When comparing the prediction results for the methanolic extracts and flour, the methanolic extracts generally gave better results for the prediction of antioxidant capacity. This is likely as the matrix used for antioxidant assays and HPLC analysis was identical (the neat methanolic extract), whereas the antioxidant and phenolic concentrations in the flour had to be back-calculated from the subsequent analysis of the methanolic extracts.

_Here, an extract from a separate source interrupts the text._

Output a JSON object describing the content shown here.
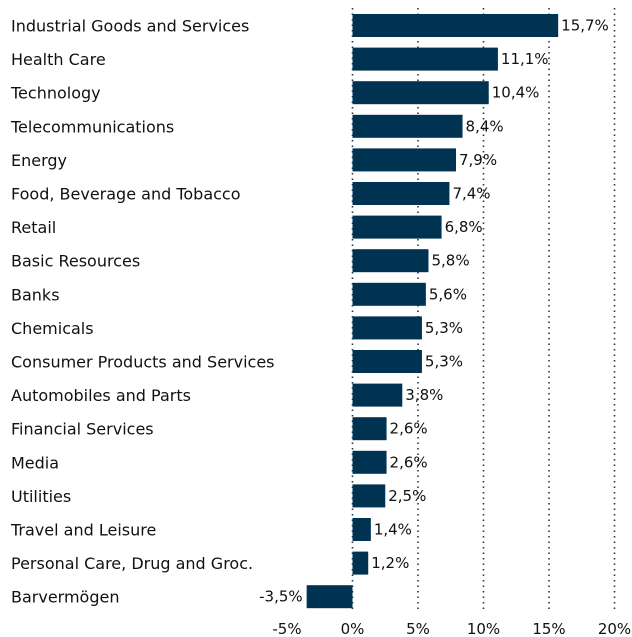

In terms of the regression techniques, machine learning—nonlinear regression (poly) consistently gave poor results for these two datasets. Overall, multiple linear regression gave moderately accurate predictions for unknown samples (R2pred = 0.86–0.88), although not for the prediction of TPC in the methanolic extracts. The use of other machine learning techniques (linear regression, nonlinear regression—RBF, and nonlinear regression—linear) gave moderate improvements in predictive accuracy compared to regular multiple linear regression. Finally, deep learning gave a significant increase in predictive accuracy. This supported results from previous research, who similarly reported that deep learning performed quite well for the prediction of antioxidant capacity in other matrices (Chen et al. 2012; Kazak et al. 2022). However, deep learning may not outperform linear regression in all situations; therefore, research is required to determine the optimum modeling technique for each proposed application/matrix (Jiao et al. 2020).

Conclusion

This study demonstrated that multiple linear regression and machine learning regression techniques could be used to predict the antioxidant activity (FRAP) and total phenolic content (TPC) of faba bean methanol extracts from their individual phenolic constituents with moderate accuracy. However, the prediction accuracy was lowered when attempting to regress FRAP and TPC from phenolic constituents in faba bean flour. In general, machine learning approaches yielded better results compared to multiple linear regression, while deep learning methods often outperformed both linear and nonlinear machine learning techniques. The compounds identified as showing significant contribution to the models for antioxidant activity and total phenolic content in faba bean were protocatechuic acid, p-hydroxybenzoic acid, and ferulic acid.